Client Alert | 3 min read | 06.02.02

ERISA

On May 29, 2002, the U.S. Department of Labor's Pension and Welfare Benefits Administration ("PWBA") released additional guidance on the ERISA Claims Regulation (29 C.F.R. § 2560.503-1)(the "Claims Regulation") scheduled to become effective starting July 1, 2002. The guidance was issued in the form of "Frequently Asked Questions" supplementing the PWBA's original FAQs issued in December 2001. While many of the FAQs relate to disability plans, several few questions address health benefit plan issues.
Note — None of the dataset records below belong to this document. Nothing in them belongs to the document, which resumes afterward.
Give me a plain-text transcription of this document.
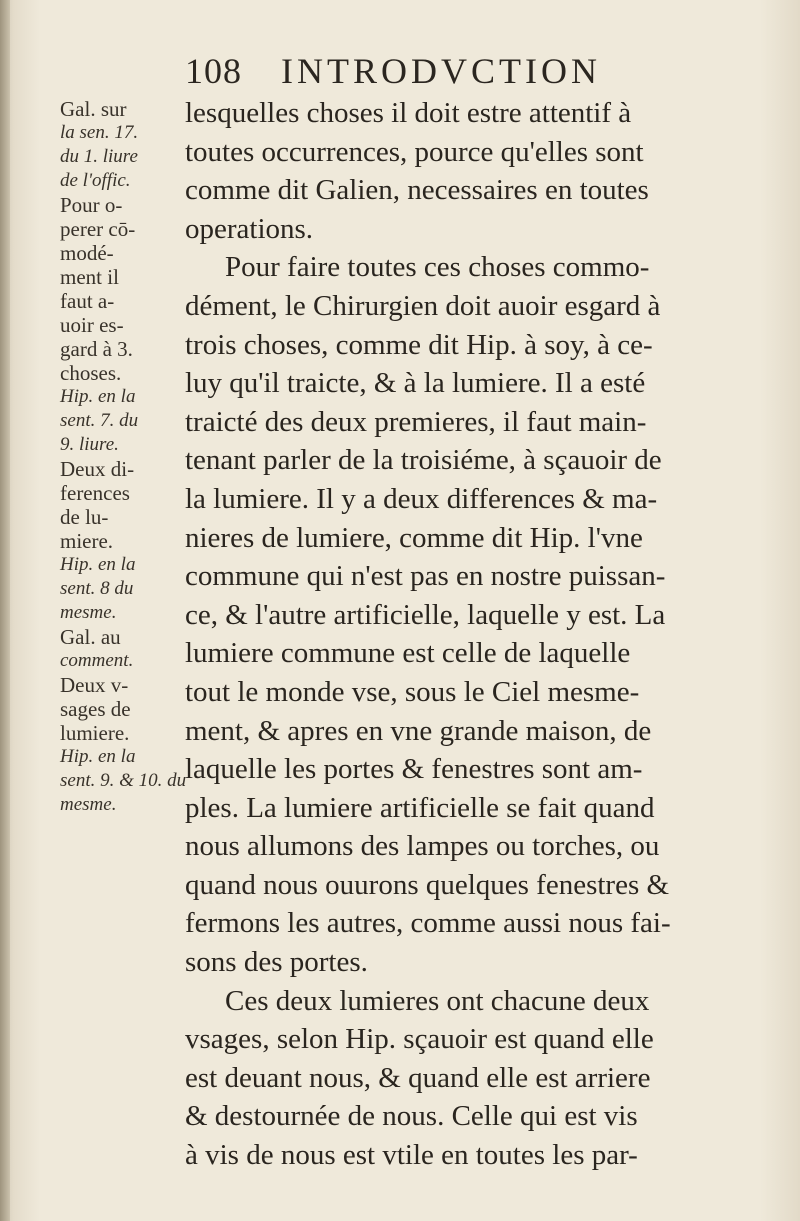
108 INTRODVCTION
Gal. sur
la sen. 17.
du 1. liure
de l'offic.
Pour o-
perer cō-
modé-
ment il
faut a-
uoir es-
gard à 3.
choses.
Hip. en la
sent. 7. du
9. liure.
Deux di-
ferences
de lu-
miere.
Hip. en la
sent. 8 du
mesme.
Gal. au
comment.
Deux v-
sages de
lumiere.
Hip. en la
sent. 9. & 10. du
mesme.
lesquelles choses il doit estre attentif à
toutes occurrences, pource qu'elles sont
comme dit Galien, necessaires en toutes
operations.
Pour faire toutes ces choses commo-
dément, le Chirurgien doit auoir esgard à
trois choses, comme dit Hip. à soy, à ce-
luy qu'il traicte, & à la lumiere. Il a esté
traicté des deux premieres, il faut main-
tenant parler de la troisiéme, à sçauoir de
la lumiere. Il y a deux differences & ma-
nieres de lumiere, comme dit Hip. l'vne
commune qui n'est pas en nostre puissan-
ce, & l'autre artificielle, laquelle y est. La
lumiere commune est celle de laquelle
tout le monde vse, sous le Ciel mesme-
ment, & apres en vne grande maison, de
laquelle les portes & fenestres sont am-
ples. La lumiere artificielle se fait quand
nous allumons des lampes ou torches, ou
quand nous ouurons quelques fenestres &
fermons les autres, comme aussi nous fai-
sons des portes.
Ces deux lumieres ont chacune deux
vsages, selon Hip. sçauoir est quand elle
est deuant nous, & quand elle est arriere
& destournée de nous. Celle qui est vis
à vis de nous est vtile en toutes les par-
In the supplemental FAQs the PWBA attempts to clarify, although not as succinctly as it could have, that interactions between health plan members and network providers do not constitute "claims for benefits" under the ERISA claims regulation. This position is premised on the requirement that the network provider not exercise any discretion in determining whether a service is a covered benefit under the plan.

The PWBA provides the following example: If a network pharmacy refuses to fill a prescription and requires the plan member to pay the entire cost of the prescription, the PWBA does not view the member's request to the pharmacy for a prescription as a claim for benefits and the pharmacy's refusal to fill the prescription "an adverse benefit determination." However, the plan must have a process whereby the plan member can submit a claim to the plan for reimbursement for the cost of the prescription. A denial of the member's claim submission would then be an adverse benefit determination under ERISA.

Question C-19 of the supplemental FAQs confirms that the Claims Regulation does not limit a plan's ability to establish timely claims filing requirements. However, the PWBA cautions that the timely filing limit must be reasonable and not "unduly limit claimants' reasonable, good faith efforts to make claims for and obtain benefits under the plan."

Question C-21 states that a plan may, but does not have to, extend the initial claim review period if the plan needs additional information to complete its review of the claim. Consequently, a plan can (1) request the additional information and deny the claim if the plan does not receive the requested information within the original review period, (2) request the additional information and if the information is not received within the original review period extend the review period in accordance with the Claims Regulation, or (3) deny the claim because the plan does not have all of the necessary information.

If the plan chooses to extend the review period, it may include in the member's notice of extension a notice of the plan's adverse benefit determination if the requested information is not received within the extended review period. If the plan does this, the plan must make sure that the notice clearly indicates that the period for appealing the denied claim begins to run at the end of the extended review period.

HIPAA

On Friday, May 31, 2002, HHS released three new rules affecting electronic transactions and code sets under HIPAA. First, HHS issued a Final Rule which adopts as the "standard unique employer identifier" for HIPAA transactions, the employer identification number assigned by the IRS. This final rule is substantially the same as initially proposed. The second is a proposed rule which would modify standards for certain retail pharmacy transactions (specifically, referral certification and authorization, health care payment and remittance advice, and certain batch transactions) and would repeal the adoption of National Drug Codes (NDC) as the standard medical data code set for reporting drugs and biologics for all standard transactions (excluding retail pharmacy transactions), thereby allowing the industry to utilize nonstandard coding systems. HHS requests comment on the adoption of HCPCS as an alternative standard code set for reporting drugs and biologics for non- retail pharmacy transactions. Third, HHS issued a proposed rule which would adopt, by reference, certain limited technical modifications to some of the transactions standards previously identified by the Designated Standard Maintenance Organizations and approved by National Committee on Vital and Health Statistics. The proposed rule does not list these modifications specifically, but rather refers to the hipaa-dsmo.org website.